Last night I chased the moon. In response it taunted me, briefly poking out between trees and around buildings but never quite allowing the image I wanted in my viewfinder. Guided by my GPS I headed east along tree lined roads that prohibited me from seeing my quarry but knowing it was there. It was the second super moon of the summer and I had planned to ignore it, but it would not be ignored.
How quickly the unusual becomes the ordinary. Just a month before, I’d perched myself on the edge of a busy road and dangled over the bridge railing to get the shine I wanted on the Merrimack River. I was in a position so precarious that a passerby stopped for conversation in a minimally veiled attempt at preventing an imagined jump.
But this was Super Moon 2, less novel and less worthy of death defying feats. I’d stay safe and comfortable at my desk. But a couple hours before moon rise, the thought of ignoring a fairly rare phenomenon seemed too wasteful, and I began to contemplate the possible shots for my upcoming photo contest portfolio. Something with a farm and the moon together would be nice for the Topsfield Fair Farm Photography contest. My husband noted that I was a night late for the super-est moon. He’d done his tribute the night before and would not participate. An hour later he called up to me. “The moon is up. Better hurry.”
Three farms later and I gave up my dream of moon glow on silo and followed, not the star, but the moon to the east. I’d driven for about an hour often without knowing exactly where I was in the world as I concentrated solely on where I was in relation to the moon – always on the bad side. An Ipswich road sign showed me how far I’d gone without taking a single shot. So I stopped and took a couple of half-hearted photos of a mediocre moon just because it felt too embarrassing to quit with nothing to show for my efforts.
I tapped the “Return Home” icon on my Garmin and headed back.

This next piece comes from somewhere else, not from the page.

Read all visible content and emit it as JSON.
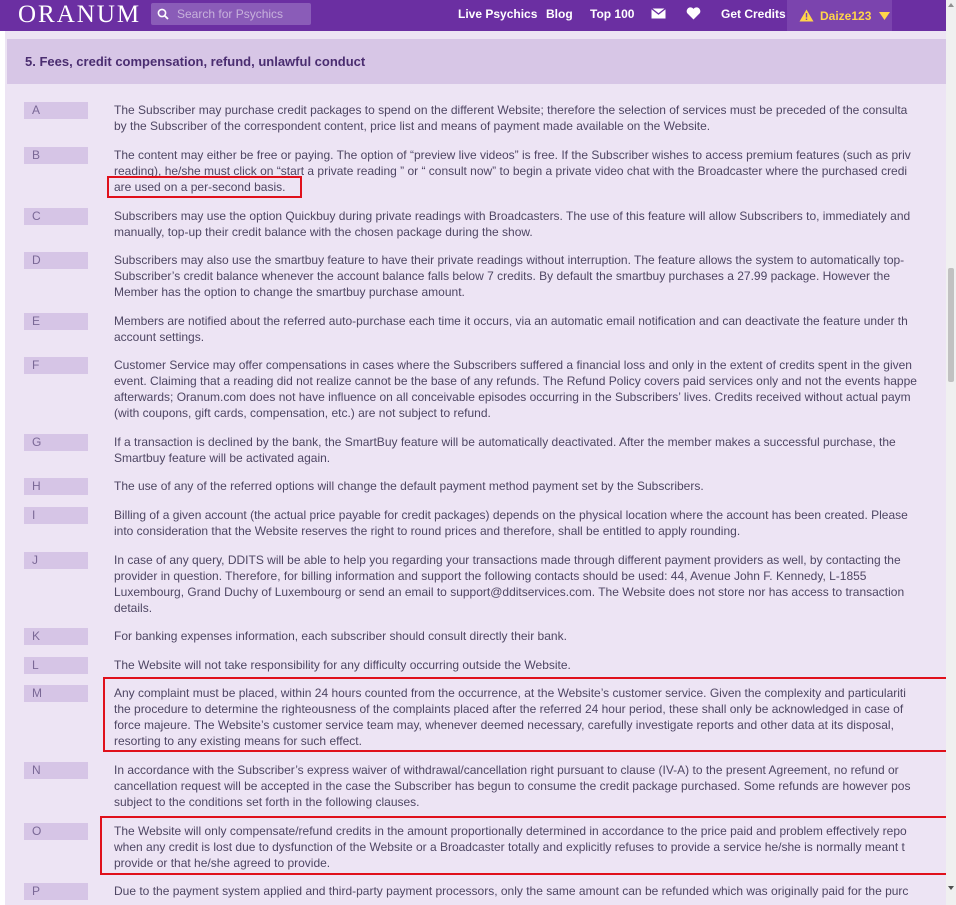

The cratered private road that leads to my home must be taken in slow, slalom style to avoid a fractured rim. One of those swerves revealed the perfect moon. I angled my car inappropriately on our quiet street and leapt out, camera in tow. I shot pictures until the battery died in one camera and moved to the next. I was caught up in the moment, when an observant neighbor came out brandishing a heavy strobelight-emitting flashlight and asked me what I was doing. I told him, and he was comforted by my answer. But now with my eyes temporarily ruined by the strobe, I decided to call it a night, after all, 20-minutes of my 2.5 hour photo safari had born fruit. But only the editing room would reveal whether the fruit was worth the harvest.
Next morning I discovered that not one photo was contest worthy, but on the positive side, at least I found out I had concerned neighbors.